#13260
Posted 13 April 2014 - 07:37 AM
This year sucks ass. I've about given up on the workstation side of things now, it's as stable as I can get it but it's still a pieceashit, Intel were clearly on crack when they released the Core chips. I turned my efforts towards the bike but having now twice replaced everything involved in actually driving the wheel the problem of the whole thing skipping in third gear is not going away. I can't afford a new hub, nor am I likely going to be able to in the foreseeable future. I'm currently broke to the point that I have to put water on my cereal as I can no longer afford milk, seriously have to cut back on cigarettes and probably use the internet less as that's a rather huge bill every month.

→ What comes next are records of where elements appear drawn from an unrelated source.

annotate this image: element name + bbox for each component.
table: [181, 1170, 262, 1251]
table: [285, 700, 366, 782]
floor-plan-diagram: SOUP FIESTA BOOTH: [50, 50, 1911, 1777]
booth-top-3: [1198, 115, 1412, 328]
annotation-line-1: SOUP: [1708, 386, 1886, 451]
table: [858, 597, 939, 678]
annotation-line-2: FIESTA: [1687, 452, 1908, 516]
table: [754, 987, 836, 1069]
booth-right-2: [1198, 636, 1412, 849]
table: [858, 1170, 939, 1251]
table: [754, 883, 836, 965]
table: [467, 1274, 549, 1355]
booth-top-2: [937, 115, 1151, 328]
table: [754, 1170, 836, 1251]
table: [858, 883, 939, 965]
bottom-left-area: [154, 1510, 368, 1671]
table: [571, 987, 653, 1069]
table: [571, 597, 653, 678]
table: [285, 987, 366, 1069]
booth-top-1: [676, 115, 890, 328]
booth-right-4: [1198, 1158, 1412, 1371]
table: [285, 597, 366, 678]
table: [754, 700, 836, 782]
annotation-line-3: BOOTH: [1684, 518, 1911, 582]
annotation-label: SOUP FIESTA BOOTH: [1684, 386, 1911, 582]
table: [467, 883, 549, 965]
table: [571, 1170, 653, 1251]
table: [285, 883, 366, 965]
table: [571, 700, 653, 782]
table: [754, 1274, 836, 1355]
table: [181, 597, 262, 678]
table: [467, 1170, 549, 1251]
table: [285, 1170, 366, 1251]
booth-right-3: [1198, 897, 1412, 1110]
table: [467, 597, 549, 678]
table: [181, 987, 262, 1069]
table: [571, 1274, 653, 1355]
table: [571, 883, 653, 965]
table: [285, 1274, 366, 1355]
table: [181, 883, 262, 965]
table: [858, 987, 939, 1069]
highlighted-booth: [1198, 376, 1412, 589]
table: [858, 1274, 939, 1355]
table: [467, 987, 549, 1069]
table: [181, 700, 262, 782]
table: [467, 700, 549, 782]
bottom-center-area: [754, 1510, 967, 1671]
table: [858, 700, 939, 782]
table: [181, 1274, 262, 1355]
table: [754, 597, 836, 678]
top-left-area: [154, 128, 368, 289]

I'm about one inch from having a breakdown because everything in my life constantly fucks up and anything I try to do to make it better also fucks up and makes it worse. I also lost my temper properly for the first time in years yesterday and destroyed a chunk of my kitchen, this was the result of a chain of events that unfolded over the day. The first major thing to bother me was that finally after years and years of being ignored by women I'd actually started talking to one, only exchanging text messages, eventually no replies arrived and it seems she isn't talking to me anymore. Most of my life has been rejection so I don't give a fuck about that, but lack of manners pisses me off, I'd be happier if I was simply told to fuck off. Some electronics broke, that happens a lot these days, they're getting old and the failures are simple, I just can't afford to fix them. Then my last remaining friend comes around, constantly fucking rubbing it in how he has a great fucking life now, he can throw money around, his life is getting better and better, same thing as everyone else I used to know, pisses me the fuck off, I'm smarter than everyone I knew and I worked a lot harder than them for nothing whilst everyone told me I'd amount to nothing. Do understand I'm happy for him, but I know it's inevitable he's not going to speak to me much longer because that always happens once people go off into the workplace, get some money and whatever else. I tell him to shut the fuck up but he just keeps going, probably want's me to be even more depressed, it's clear he doesn't give a fuck. He's lecturing me on how great his life is as it's dawning on me I'm going to be struggling to eat next week and I enter the kitchen to get myself a meal only to find I've run out of a few things that I can't afford. That was the final straw for me, I remember shit about it, all I remember past that point is standing in the back yard squeezing my head with my hands, shaking violently and yelling at nothing in particular, felt like I wasn't really there, then I discovered my kitchen was trashed and nobody was around. I've been to the doctor but there's no help for me, shit is set to get worse and there's nothing I can do about it. Obviously there's also nobody to talk to about it, so I'm just venting here to make myself feel better.